Als ich näher heran kam, sah ich, welches Buch da vor ihr lag. Eine Bibel? Verwundert lehnte ich mich gegen den Tisch. „Kürsad hat gesagt, dass du an nichts glaubst“, meldete ich mich zu Wort. Sie schaute weiter auf das Buch, als sie sprach. „Kürsad hat auch gesagt, dass ich eine Schlampe wäre“, sagte sie trocken. Kürsad war eben ein Arschloch. Mittlerweile bereue ich es, dass ich solange mit ihm befreundet war. „Du bist christlich?“ Ich setzte mich auf den Stuhl gegenüber von ihr und suchte ihren Blick. Seufzend hörte sie auf zu lesen und sah mich genervt an. „Wolltest du nicht was für die Uni suchen?“ Es ärgerte mich, wie sehr sie mich loswerden wollte. „Meine ganze Familie ist jüdisch“, sprach ich weiter. Auf einmal wirkte sie interessiert und schaute mich neugierig an. „Echt? Du bist aber nicht richtig gläubig, oder?“
„Ich glaube an Gott aber wenn ich ehrlich bin, habe ich mich nie mit meiner Religion beschäftigt“, gestand ich etwas betrübt. Wenn es so gewesen wäre, hätten wir jetzt ein tolles Gespräch führen können. Enttäuscht schloss sie die Bibel. „Schade. Ich bin römisch-katholisch. Egal, was dir Kürsad erzählt hat.“ Mein Handy klingelte. Auf dem Display war „Julia“ zu sehen. Das war das Mädchen, mit welcher ich ursprünglich ein Date gehabt hatte. Ich drückte sie weg, denn sie bedeutete mir nichts. (…)
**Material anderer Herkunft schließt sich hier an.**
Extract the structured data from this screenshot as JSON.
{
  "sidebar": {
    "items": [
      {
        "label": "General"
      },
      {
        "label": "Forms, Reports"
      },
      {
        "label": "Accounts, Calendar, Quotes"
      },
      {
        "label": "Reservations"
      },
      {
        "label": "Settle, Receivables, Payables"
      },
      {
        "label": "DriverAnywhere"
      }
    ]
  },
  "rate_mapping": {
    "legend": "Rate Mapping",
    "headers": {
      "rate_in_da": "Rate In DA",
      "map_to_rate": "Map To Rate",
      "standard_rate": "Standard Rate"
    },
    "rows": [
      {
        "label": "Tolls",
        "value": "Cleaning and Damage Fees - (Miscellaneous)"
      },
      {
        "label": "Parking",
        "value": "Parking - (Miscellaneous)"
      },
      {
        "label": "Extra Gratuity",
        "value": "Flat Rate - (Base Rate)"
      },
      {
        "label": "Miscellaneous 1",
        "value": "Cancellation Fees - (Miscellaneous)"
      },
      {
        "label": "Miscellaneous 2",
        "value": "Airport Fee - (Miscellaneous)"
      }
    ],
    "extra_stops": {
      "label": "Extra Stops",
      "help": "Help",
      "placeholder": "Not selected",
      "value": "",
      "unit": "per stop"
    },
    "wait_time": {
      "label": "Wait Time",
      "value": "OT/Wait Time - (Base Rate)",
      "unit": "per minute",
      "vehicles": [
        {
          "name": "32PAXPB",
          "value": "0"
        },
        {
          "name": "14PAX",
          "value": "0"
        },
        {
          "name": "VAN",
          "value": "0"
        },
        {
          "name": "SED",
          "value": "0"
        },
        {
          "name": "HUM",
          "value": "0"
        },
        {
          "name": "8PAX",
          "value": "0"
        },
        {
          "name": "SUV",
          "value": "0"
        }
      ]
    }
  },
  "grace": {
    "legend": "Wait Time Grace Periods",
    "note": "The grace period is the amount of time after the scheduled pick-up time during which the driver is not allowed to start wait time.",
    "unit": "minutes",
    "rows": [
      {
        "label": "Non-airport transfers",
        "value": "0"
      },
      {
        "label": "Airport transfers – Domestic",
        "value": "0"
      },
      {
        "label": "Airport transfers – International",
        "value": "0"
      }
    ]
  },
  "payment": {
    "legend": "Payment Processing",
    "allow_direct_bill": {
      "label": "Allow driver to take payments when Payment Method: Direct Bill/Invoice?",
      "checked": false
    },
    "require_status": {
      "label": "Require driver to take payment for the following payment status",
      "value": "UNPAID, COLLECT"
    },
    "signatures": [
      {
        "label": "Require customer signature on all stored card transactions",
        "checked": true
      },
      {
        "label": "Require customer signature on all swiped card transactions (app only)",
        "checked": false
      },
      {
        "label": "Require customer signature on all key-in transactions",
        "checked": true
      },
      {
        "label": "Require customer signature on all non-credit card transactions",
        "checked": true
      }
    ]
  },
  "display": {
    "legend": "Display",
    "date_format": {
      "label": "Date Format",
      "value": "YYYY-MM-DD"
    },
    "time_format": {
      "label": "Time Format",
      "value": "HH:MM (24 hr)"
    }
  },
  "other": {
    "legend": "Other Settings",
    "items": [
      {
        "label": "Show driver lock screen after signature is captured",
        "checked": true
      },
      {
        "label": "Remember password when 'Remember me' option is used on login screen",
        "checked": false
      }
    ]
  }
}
Haylie war wie ein Buch. Ein Buch, welches ich wirklich zu Ende lesen wollte. Doch sie entfernte sich immer wieder von mir, was mich verrückt machte. Ich gab nicht auf und gab ihr zu verstehen, dass ich auf sie warten würde, bis sie endlich erkannte, wer gut für sie war und wer sie zurück in die Dunkelheit zog.